I have to wonder if this is just a way to attack Google, one of Apple’s chief rivals. Google is deeply dependent on advertising and Safari Reader removes all ads, including Google Adsense. Did Apple decide to do this to screw with Google? Is the entire web publishing model being put on the chopping block just so Apple can undercut the revenue of one of its chief rivals?
If I were Google, I’d consider a lawsuit against Apple for this. What kind of business will Google have if ad blockers are deliberately built into browsers like this? Where is most of Google’s revenue going to come from?
A government inquiry into Safari Reader might also be a good idea. I’m not big on the government being involved in business but I think somebody needs to start asking some questions about why Apple put this feature into Safari. No other major browser has a feature like this built into it (yet). It could be construed as a malicious act on Apple’s part, since it deliberately designed its browser to purge advertising and reformat content.
It really is a direct attack on the web economy on Apple’s part and I think it simply cannot go unanswered by companies like Google, and by web publishers who are so dependent on advertising to pay their bills. Apple is playing some serious dirty pool here, under the guise of giving Safari users a new feature.
Aside from the consequences to the web publishing economy, I suspect there may be some consequences for Apple itself. It’s going to generate a lot of ill will for the company, once word gets out about it.

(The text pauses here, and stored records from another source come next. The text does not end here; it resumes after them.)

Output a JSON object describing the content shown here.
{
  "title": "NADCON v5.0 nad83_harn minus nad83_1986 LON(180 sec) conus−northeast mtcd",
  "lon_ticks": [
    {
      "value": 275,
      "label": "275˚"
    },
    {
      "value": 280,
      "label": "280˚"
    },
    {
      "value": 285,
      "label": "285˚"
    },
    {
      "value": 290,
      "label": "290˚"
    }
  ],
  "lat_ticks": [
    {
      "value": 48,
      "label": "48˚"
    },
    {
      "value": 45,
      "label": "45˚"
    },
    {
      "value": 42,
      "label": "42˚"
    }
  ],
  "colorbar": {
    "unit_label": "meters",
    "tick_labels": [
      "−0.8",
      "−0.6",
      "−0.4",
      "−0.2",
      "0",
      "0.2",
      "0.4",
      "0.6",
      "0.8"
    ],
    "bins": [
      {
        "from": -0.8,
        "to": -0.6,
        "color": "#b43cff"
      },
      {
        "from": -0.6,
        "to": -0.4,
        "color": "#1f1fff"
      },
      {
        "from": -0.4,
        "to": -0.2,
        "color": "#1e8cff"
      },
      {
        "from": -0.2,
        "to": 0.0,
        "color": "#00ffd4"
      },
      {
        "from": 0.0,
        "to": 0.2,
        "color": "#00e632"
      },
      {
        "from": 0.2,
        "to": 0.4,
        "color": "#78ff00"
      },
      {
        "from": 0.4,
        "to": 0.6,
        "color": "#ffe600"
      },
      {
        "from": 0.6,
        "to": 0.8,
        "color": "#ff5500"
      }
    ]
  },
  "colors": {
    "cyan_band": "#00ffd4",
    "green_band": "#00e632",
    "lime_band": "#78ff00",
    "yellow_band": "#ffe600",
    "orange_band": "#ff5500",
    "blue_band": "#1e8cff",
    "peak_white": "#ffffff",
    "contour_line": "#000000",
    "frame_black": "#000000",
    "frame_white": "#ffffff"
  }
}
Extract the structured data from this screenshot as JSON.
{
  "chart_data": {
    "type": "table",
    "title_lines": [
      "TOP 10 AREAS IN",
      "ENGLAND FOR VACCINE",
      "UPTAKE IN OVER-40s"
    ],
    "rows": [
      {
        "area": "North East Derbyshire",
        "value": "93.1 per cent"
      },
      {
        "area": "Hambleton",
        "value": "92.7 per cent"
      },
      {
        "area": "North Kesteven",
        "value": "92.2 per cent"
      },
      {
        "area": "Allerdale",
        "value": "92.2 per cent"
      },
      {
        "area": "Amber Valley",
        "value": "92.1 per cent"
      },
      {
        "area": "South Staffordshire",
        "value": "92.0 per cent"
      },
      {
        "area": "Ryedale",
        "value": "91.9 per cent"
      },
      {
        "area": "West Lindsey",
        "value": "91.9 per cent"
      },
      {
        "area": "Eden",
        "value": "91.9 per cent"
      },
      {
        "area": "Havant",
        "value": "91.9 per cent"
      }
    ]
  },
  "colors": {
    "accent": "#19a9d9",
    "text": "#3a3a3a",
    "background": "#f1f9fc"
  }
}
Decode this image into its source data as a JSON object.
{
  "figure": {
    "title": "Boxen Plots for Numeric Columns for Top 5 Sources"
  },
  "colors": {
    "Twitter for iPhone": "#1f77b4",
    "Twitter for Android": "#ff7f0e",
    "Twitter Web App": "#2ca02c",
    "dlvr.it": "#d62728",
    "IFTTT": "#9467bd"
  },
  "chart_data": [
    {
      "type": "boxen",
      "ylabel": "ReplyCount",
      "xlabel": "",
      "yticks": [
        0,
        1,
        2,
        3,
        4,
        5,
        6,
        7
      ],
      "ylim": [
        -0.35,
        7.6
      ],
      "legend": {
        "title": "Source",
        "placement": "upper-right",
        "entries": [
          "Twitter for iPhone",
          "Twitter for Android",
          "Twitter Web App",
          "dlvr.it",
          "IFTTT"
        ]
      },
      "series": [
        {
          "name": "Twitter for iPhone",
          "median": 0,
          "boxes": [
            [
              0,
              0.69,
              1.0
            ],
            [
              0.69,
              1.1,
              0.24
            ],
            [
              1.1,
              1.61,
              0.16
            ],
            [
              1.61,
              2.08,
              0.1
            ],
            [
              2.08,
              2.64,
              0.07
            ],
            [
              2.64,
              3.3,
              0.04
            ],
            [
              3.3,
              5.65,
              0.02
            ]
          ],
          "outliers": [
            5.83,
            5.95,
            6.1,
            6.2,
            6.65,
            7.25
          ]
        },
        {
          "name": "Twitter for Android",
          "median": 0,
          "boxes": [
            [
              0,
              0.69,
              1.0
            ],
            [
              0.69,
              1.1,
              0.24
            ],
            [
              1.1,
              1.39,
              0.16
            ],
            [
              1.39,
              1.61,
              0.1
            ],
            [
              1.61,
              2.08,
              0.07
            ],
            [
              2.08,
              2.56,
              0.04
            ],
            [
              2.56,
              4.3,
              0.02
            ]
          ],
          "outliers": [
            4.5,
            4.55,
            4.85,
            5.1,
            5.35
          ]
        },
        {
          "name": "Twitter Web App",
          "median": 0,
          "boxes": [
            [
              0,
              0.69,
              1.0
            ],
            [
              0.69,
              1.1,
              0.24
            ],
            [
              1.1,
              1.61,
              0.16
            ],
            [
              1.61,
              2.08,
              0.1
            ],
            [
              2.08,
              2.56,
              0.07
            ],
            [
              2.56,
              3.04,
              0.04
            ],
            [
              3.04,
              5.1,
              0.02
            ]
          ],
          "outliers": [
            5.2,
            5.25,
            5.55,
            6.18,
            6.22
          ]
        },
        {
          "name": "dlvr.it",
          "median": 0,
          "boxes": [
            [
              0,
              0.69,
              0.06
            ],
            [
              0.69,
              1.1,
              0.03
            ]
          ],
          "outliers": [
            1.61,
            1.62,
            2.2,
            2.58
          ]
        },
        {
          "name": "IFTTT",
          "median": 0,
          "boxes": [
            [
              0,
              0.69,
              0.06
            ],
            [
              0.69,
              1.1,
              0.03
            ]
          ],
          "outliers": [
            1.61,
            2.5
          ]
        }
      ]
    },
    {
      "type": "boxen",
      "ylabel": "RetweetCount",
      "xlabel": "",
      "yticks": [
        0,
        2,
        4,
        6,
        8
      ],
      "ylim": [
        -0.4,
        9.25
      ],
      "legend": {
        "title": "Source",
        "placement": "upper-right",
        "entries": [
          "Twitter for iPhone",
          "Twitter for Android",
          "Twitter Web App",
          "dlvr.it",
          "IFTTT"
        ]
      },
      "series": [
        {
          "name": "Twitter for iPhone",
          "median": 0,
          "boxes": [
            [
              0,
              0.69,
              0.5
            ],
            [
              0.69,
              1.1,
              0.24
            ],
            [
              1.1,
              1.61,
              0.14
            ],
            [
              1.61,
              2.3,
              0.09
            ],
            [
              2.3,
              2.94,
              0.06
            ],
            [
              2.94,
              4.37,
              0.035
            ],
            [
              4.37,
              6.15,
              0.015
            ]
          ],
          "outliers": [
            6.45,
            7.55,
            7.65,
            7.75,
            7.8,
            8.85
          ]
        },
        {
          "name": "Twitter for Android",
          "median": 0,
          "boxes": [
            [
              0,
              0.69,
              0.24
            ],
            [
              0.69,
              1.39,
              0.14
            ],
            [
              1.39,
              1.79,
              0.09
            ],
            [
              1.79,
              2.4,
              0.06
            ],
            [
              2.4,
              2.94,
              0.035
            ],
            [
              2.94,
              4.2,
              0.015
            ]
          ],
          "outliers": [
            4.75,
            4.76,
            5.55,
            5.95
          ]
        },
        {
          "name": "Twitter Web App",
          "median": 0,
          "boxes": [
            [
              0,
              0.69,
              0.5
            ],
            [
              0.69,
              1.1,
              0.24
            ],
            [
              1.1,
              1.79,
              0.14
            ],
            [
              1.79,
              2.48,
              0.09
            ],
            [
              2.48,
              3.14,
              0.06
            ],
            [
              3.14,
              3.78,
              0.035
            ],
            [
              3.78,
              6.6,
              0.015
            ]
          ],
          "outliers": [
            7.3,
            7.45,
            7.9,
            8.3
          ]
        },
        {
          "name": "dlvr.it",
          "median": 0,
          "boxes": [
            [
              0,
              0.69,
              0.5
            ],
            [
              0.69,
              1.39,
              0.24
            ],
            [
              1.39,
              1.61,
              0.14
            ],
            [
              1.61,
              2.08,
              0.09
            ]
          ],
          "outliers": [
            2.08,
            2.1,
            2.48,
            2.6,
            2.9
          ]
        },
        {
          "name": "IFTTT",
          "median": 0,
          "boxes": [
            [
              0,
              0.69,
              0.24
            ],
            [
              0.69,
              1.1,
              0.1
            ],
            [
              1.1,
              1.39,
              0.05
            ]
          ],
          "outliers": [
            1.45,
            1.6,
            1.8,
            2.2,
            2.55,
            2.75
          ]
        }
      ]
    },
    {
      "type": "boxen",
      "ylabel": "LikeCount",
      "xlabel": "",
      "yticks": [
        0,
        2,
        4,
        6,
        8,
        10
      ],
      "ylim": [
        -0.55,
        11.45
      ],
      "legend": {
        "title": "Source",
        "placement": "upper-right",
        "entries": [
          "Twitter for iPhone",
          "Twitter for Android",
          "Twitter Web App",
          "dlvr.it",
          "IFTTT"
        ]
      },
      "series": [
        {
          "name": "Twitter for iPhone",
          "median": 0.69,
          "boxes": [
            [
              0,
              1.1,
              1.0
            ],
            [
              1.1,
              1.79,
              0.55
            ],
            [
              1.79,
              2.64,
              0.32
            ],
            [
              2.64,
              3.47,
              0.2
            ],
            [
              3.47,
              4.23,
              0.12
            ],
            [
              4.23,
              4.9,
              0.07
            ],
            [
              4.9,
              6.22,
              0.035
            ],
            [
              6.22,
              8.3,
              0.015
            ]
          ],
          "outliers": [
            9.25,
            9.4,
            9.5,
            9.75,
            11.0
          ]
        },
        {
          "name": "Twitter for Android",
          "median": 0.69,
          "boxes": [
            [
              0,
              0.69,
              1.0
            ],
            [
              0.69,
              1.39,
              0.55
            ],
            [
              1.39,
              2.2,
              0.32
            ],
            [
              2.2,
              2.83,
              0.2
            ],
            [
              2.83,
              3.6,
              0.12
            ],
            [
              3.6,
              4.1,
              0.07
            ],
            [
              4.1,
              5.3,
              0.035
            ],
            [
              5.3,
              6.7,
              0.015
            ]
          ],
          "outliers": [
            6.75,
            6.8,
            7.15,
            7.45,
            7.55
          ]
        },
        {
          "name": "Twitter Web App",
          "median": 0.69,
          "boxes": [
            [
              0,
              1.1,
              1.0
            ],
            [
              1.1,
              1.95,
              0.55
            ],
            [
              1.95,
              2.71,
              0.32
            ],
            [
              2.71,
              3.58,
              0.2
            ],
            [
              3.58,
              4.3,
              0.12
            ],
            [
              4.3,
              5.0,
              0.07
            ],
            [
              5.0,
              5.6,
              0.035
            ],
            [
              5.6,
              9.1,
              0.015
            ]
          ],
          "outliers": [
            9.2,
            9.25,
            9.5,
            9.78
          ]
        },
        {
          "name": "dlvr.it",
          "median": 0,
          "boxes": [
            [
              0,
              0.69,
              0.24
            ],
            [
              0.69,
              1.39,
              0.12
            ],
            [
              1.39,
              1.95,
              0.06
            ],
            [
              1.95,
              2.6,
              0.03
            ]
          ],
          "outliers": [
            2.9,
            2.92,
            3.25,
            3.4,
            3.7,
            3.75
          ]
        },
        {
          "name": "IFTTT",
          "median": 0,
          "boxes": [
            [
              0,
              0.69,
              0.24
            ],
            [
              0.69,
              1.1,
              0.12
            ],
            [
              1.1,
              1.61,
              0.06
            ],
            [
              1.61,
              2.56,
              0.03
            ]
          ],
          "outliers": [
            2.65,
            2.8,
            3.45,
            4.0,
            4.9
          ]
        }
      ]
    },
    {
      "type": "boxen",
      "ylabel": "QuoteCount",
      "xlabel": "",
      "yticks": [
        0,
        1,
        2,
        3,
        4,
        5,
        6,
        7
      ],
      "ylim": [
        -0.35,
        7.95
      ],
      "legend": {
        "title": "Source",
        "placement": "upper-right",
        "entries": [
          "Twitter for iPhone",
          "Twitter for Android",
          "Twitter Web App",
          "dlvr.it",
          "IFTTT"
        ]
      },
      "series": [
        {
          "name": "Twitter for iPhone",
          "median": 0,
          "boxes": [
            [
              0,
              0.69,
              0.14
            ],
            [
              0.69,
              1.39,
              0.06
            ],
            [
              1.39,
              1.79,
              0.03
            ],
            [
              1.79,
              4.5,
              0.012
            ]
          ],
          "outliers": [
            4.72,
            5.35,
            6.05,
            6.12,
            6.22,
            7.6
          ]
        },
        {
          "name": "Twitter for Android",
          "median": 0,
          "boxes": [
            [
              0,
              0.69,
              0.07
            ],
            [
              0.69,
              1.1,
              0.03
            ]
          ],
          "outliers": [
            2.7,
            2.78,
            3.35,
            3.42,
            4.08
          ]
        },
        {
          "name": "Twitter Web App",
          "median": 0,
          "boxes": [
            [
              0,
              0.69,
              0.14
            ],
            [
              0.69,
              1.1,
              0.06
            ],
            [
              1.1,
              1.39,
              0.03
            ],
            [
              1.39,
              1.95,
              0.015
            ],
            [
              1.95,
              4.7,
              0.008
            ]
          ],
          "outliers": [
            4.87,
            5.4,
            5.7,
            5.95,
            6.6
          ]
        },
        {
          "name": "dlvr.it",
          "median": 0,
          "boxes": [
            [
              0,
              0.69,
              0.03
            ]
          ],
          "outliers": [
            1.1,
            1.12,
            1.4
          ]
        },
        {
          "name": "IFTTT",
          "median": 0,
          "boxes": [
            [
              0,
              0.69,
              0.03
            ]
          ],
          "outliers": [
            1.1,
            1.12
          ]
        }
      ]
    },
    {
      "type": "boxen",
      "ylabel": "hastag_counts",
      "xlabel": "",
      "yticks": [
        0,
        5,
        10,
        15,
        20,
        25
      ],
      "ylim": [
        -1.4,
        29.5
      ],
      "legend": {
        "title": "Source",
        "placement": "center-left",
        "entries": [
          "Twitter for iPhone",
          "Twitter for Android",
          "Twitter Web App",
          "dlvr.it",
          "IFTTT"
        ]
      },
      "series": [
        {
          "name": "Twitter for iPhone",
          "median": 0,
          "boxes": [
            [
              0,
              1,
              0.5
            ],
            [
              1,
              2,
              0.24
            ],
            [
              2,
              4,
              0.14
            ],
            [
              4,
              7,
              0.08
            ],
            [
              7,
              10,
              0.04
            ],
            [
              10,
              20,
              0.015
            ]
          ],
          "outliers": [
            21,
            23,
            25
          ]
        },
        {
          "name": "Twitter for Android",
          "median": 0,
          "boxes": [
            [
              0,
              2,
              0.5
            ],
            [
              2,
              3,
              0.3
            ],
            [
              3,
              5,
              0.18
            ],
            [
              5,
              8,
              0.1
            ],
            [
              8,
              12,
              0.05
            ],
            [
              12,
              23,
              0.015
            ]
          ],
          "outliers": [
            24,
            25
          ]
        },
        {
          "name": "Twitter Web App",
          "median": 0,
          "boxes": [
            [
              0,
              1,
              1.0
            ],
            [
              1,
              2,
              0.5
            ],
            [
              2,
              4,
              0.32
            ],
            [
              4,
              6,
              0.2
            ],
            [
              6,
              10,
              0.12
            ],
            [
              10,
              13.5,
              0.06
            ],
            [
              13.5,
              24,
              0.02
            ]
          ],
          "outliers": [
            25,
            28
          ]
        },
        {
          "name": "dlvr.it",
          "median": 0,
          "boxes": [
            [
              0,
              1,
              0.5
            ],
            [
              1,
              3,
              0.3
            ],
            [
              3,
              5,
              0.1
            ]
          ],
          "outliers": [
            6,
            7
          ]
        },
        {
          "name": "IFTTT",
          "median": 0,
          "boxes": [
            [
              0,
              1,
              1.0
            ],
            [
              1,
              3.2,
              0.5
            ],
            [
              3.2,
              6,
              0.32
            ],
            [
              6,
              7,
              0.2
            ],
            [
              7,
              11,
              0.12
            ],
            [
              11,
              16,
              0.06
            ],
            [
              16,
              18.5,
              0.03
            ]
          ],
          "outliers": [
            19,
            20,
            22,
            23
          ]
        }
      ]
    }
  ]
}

Apple had been looked on as some sort of savior for media companies with its iPad device. I doubt many companies will appreciate Apple destroying their ad-based web publishing businesses while simultaneously trying to get them to create apps and content for the iPad.
Or perhaps that’s part of Apple’s plan? To drive publishers to financial dependency on Apple’s devices, where Apple totally controls the advertising experience and the revenue sharing?
Currently ads cannot be blocked in iPhone or iPad apps. Will Apple also build an “iPhone app ad blocker” so that users can also block Apple’s own “iAds” platform? I doubt very much that we’ll see anything like that. It wouldn’t be in Apple’s self-interest.
For my part, I have decided to hold off on buying any more of Apple’s products. While I enjoy them, it’s hard for me to support a company that has decided to attack web publishers this way. I earn a lot of my living right now writing for my blogs and Safari Reader essentially removes my ability to monetize my blogs. It basically takes my content and puts it out there for free, in a different format than I intended when I wrote it.
I wonder how Steve Jobs feels about people pirating his company’s software? My guess is that he doesn’t like it very much. Goodness knows he didn’t seem to like a lost iPhone prototype showing up on a blog. But he apparently feels it’s perfectly okay for his browser to strip away a web publisher’s advertising and change how their content is displayed, without the publisher’s consent.
That, my friends, is hubris on an epic scale; and hubris always comes back to haunt those guilty of it.
What’s your take on Safari Reader? Is it a way for Apple to get at Google? Tell me in the comments.